IAM Roles

 







Roles Terms & Concepts

Role

It's an IAM identity created in your account with some specific permissions, and although IAM roles are similar to an IAM user in some aspects, they are always intended to be assumable by anyone who needs it instead of being uniquely associated with one person. Roles can be used by following:
  1. An IAM user in the same AWS account as the role.
  2. An IAM user in a different AWS account than the role.
  3. A web service offered by AWS like Amazon Elastic Compute Cloud (EC2).
  4. An external user authenticated by an external identity provider (IdP) service that is compatible with SAML 2.0 or OpenID Connect, or a custom-built identity broker.

AWS Service Role

It's a role assumed by any service in order to perform actions in your account on your behalf, hence, you have to always define a role for the service to assume while setting-up some AWS service environments.

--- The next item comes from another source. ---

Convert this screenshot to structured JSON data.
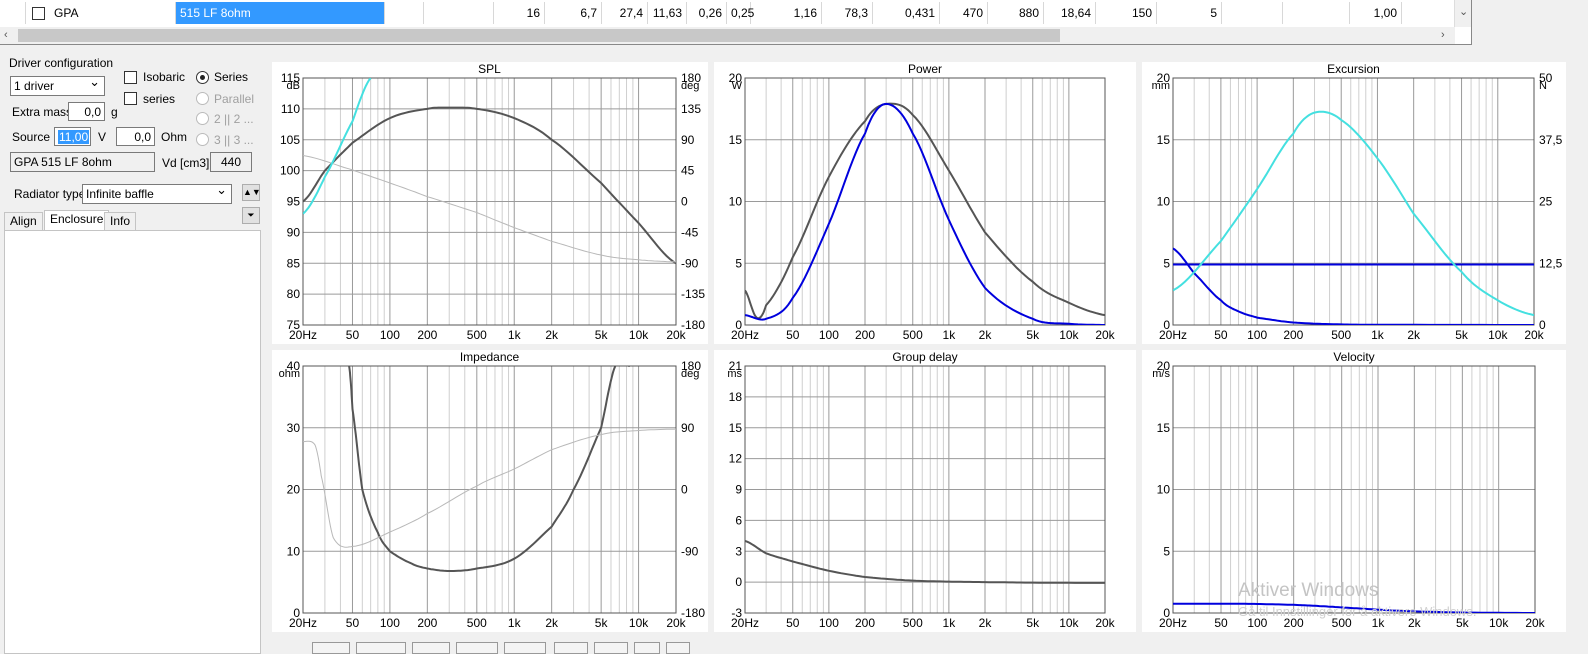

AWS Service Role for an EC2 Instance

This is a special type of role that an application running on an Amazon EC2 instance can easily assume to perform actions in your account. This role is always assigned to the EC2 instance when it's launched.

AWS Service Linked Roles

It's a unique type of service role linked directly with an AWS service and they are generally predefined by the service having all the required permissions needed by a service to call the other AWS services on your behalf.

Role Chaining

If you use a role to assume a second role via AWS CLI or AWS API, then it is called role chaining. However, it also limits your AWS CLI or AWS API role session to a maximum of one hour.

Delegation

If you would like to grant permissions to others to allow access to your resources, then, delegation can help you in setting up trust between the two accounts. The first one owns the resource (i.e. the trusting account) and second one contains the users in need of access to that resource (i.e. trusted account) and they can be any one of the following:
  1. The same account.
  2. Separate accounts that are both under your organization's control.
  3. Two accounts owned by different organizations.

Federation

It's related to the creation of a trust relationship between an external identity provider and AWS and whenever you use OIDC and SAML 2.0 to configure a trust relationship between these two, the user is assigned to an IAM role. The user also receives temporary credentials to access your AWS resources.

Federated User

You can also use the existing identities from AWS Directory Service, your enterprise user directory, or a web identity provider (instead of creating an IAM user), also known as federated users.

Trust Policy

It's a JSON policy document defining the principals that you trust to assume the role. A role trust policy is a required resource-based policy attached with a role in IAM.

Permissions Policy

This document is in JSON format, and defines the actions as well as resources the roles can use. It's written according to the rules of the IAM policy language.

Permissions Boundary

As the name suggests, it's an advanced feature limiting the maximum permissions that an identity-based policy can grant to a role. However, a permissions boundary is not applied to a service-linked role.

Principal

It can perform actions and access resources in AWS. It can be an AWS account root user, an IAM user, or a role. In order to access a resource, the permissions can be granted in one of the two ways:
  1. You can attach a permissions policy to a user (directly, or indirectly through a group) or to a role.
  2. The services supporting resource-based policies can help in identifying the principal via principal element of a policy attached to the resource.

Role for Cross-account Access

 It's a role that can grant access to a resource in one account to a trusted principal in a different account.